La Gazzetta dello Sport descrive il momento tra le due società, con il Milan consapevole, insieme all’agente del giocatore, che la proposta arrivata ai nerazzurri sia equa. In tutto ciò vige un pensiero: che il Club Brugge stia strategicamente prendendo tempo? I meneghini non alzeranno di un centesimo in più, mentre i fiamminghi aspettano. Tutto fermo, ma serve una mossa.
A questo punto i rossoneri dovrebbero cercare un’alternativa per sbloccare lo stallo, con il Brugge disperato nel creare la cessione più remunerativa della storia del campionato nord europeo. Anche per questo motivo i venditori hanno sondato il terreno in Premier League, con West Ham e Nottingham Forest interessate: a quel punto il no del centrocampista ha bloccato proprio tutto.

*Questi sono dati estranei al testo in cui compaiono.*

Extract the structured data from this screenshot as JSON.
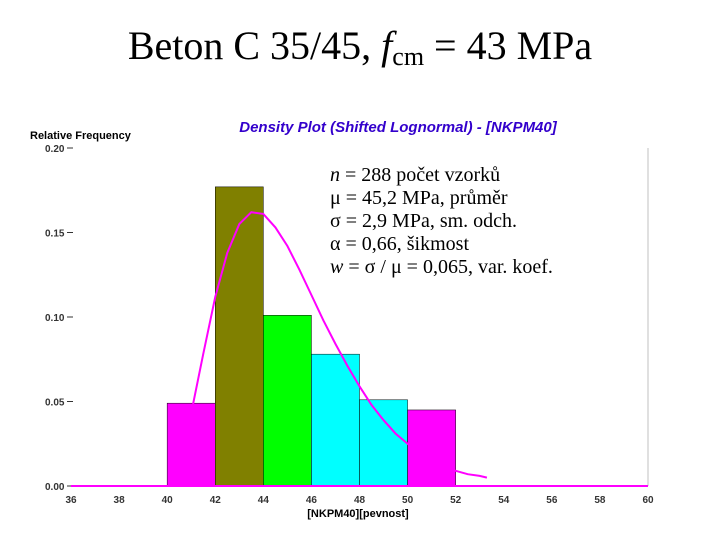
{
  "slide": {
    "title_prefix": "Beton C 35/45, ",
    "title_f": "f",
    "title_sub": "cm",
    "title_suffix": " = 43 MPa"
  },
  "stats": {
    "n": {
      "symbol": "n",
      "text": " = 288 počet vzorků"
    },
    "mu": {
      "symbol": "μ",
      "text": " = 45,2 MPa, průměr"
    },
    "sigma": {
      "symbol": "σ",
      "text": " = 2,9 MPa, sm. odch."
    },
    "alpha": {
      "symbol": "α",
      "text": " = 0,66, šikmost"
    },
    "w": {
      "symbol": "w",
      "text": " = σ / μ =  0,065, var. koef."
    }
  },
  "chart_data": {
    "type": "bar",
    "title": "Density Plot (Shifted Lognormal) - [NKPM40]",
    "xlabel": "[NKPM40][pevnost]",
    "ylabel": "Relative Frequency",
    "xlim": [
      36,
      60
    ],
    "ylim": [
      0,
      0.2
    ],
    "x_ticks": [
      "36",
      "38",
      "40",
      "42",
      "44",
      "46",
      "48",
      "50",
      "52",
      "54",
      "56",
      "58",
      "60"
    ],
    "y_ticks": [
      "0.00",
      "0.05",
      "0.10",
      "0.15",
      "0.20"
    ],
    "bars": [
      {
        "x0": 40,
        "x1": 42,
        "value": 0.049,
        "color": "#ff00ff"
      },
      {
        "x0": 42,
        "x1": 44,
        "value": 0.177,
        "color": "#808000"
      },
      {
        "x0": 44,
        "x1": 46,
        "value": 0.101,
        "color": "#00ff00"
      },
      {
        "x0": 46,
        "x1": 48,
        "value": 0.078,
        "color": "#00ffff"
      },
      {
        "x0": 48,
        "x1": 50,
        "value": 0.051,
        "color": "#00ffff"
      },
      {
        "x0": 50,
        "x1": 52,
        "value": 0.045,
        "color": "#ff00ff"
      }
    ],
    "curve": {
      "type": "shifted lognormal density",
      "color": "#ff00ff",
      "x": [
        40.5,
        41.0,
        41.5,
        42.0,
        42.5,
        43.0,
        43.5,
        44.0,
        44.5,
        45.0,
        45.5,
        46.0,
        46.5,
        47.0,
        47.5,
        48.0,
        48.5,
        49.0,
        49.5,
        50.0,
        50.5,
        51.0,
        51.5,
        52.0,
        52.5,
        53.0,
        53.3
      ],
      "y": [
        0.016,
        0.043,
        0.078,
        0.112,
        0.138,
        0.155,
        0.162,
        0.161,
        0.153,
        0.142,
        0.128,
        0.113,
        0.098,
        0.084,
        0.071,
        0.059,
        0.048,
        0.039,
        0.031,
        0.025,
        0.019,
        0.015,
        0.011,
        0.009,
        0.007,
        0.006,
        0.005
      ]
    },
    "baseline_color": "#ff00ff",
    "legend": "none",
    "grid": false
  }
}
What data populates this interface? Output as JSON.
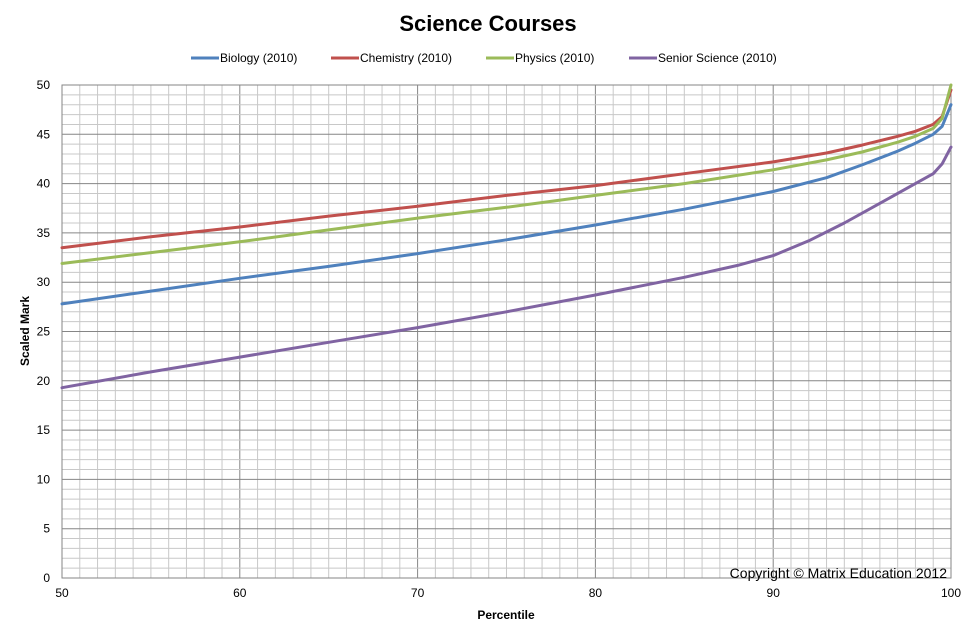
{
  "chart_data": {
    "type": "line",
    "title": "Science Courses",
    "xlabel": "Percentile",
    "ylabel": "Scaled Mark",
    "xlim": [
      50,
      100
    ],
    "ylim": [
      0,
      50
    ],
    "x_ticks": [
      50,
      60,
      70,
      80,
      90,
      100
    ],
    "y_ticks": [
      0,
      5,
      10,
      15,
      20,
      25,
      30,
      35,
      40,
      45,
      50
    ],
    "grid": true,
    "legend_position": "top",
    "annotation": "Copyright © Matrix Education 2012",
    "series": [
      {
        "name": "Biology (2010)",
        "color": "#4F81BD",
        "points": [
          [
            50,
            27.8
          ],
          [
            55,
            29.1
          ],
          [
            60,
            30.4
          ],
          [
            65,
            31.6
          ],
          [
            70,
            32.9
          ],
          [
            75,
            34.3
          ],
          [
            80,
            35.8
          ],
          [
            85,
            37.4
          ],
          [
            90,
            39.2
          ],
          [
            93,
            40.6
          ],
          [
            95,
            41.9
          ],
          [
            97,
            43.3
          ],
          [
            98,
            44.1
          ],
          [
            99,
            45.0
          ],
          [
            99.5,
            45.8
          ],
          [
            100,
            48.0
          ]
        ]
      },
      {
        "name": "Chemistry (2010)",
        "color": "#C0504D",
        "points": [
          [
            50,
            33.5
          ],
          [
            55,
            34.6
          ],
          [
            60,
            35.6
          ],
          [
            65,
            36.7
          ],
          [
            70,
            37.7
          ],
          [
            75,
            38.8
          ],
          [
            80,
            39.8
          ],
          [
            85,
            41.0
          ],
          [
            90,
            42.2
          ],
          [
            93,
            43.1
          ],
          [
            95,
            43.9
          ],
          [
            97,
            44.8
          ],
          [
            98,
            45.3
          ],
          [
            99,
            46.0
          ],
          [
            99.5,
            46.8
          ],
          [
            100,
            49.5
          ]
        ]
      },
      {
        "name": "Physics (2010)",
        "color": "#9BBB59",
        "points": [
          [
            50,
            31.9
          ],
          [
            55,
            33.0
          ],
          [
            60,
            34.1
          ],
          [
            65,
            35.3
          ],
          [
            70,
            36.5
          ],
          [
            75,
            37.6
          ],
          [
            80,
            38.8
          ],
          [
            85,
            40.0
          ],
          [
            90,
            41.4
          ],
          [
            93,
            42.4
          ],
          [
            95,
            43.2
          ],
          [
            97,
            44.2
          ],
          [
            98,
            44.8
          ],
          [
            99,
            45.6
          ],
          [
            99.5,
            46.6
          ],
          [
            100,
            50.0
          ]
        ]
      },
      {
        "name": "Senior Science (2010)",
        "color": "#8064A2",
        "points": [
          [
            50,
            19.3
          ],
          [
            55,
            20.9
          ],
          [
            60,
            22.4
          ],
          [
            65,
            23.9
          ],
          [
            70,
            25.4
          ],
          [
            75,
            27.0
          ],
          [
            80,
            28.7
          ],
          [
            85,
            30.5
          ],
          [
            88,
            31.7
          ],
          [
            90,
            32.7
          ],
          [
            92,
            34.2
          ],
          [
            94,
            36.0
          ],
          [
            96,
            38.0
          ],
          [
            98,
            40.0
          ],
          [
            99,
            41.0
          ],
          [
            99.5,
            42.0
          ],
          [
            100,
            43.7
          ]
        ]
      }
    ]
  }
}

Intanto il giocatore continua a fare avanti e indietro, dimenticandosi completamente del Club proprietario del suo cartellino. Ha già saltato la Supercoppa belga e la prima giornata di campionato contro il Genk, mentre è probabile che salterà anche la seconda partita con il Malines: Jashari ha raggiunto la Macedonia del Nord per il matrimonio del fratello…e per allontanarsi dall’ambiente del Club Brugge.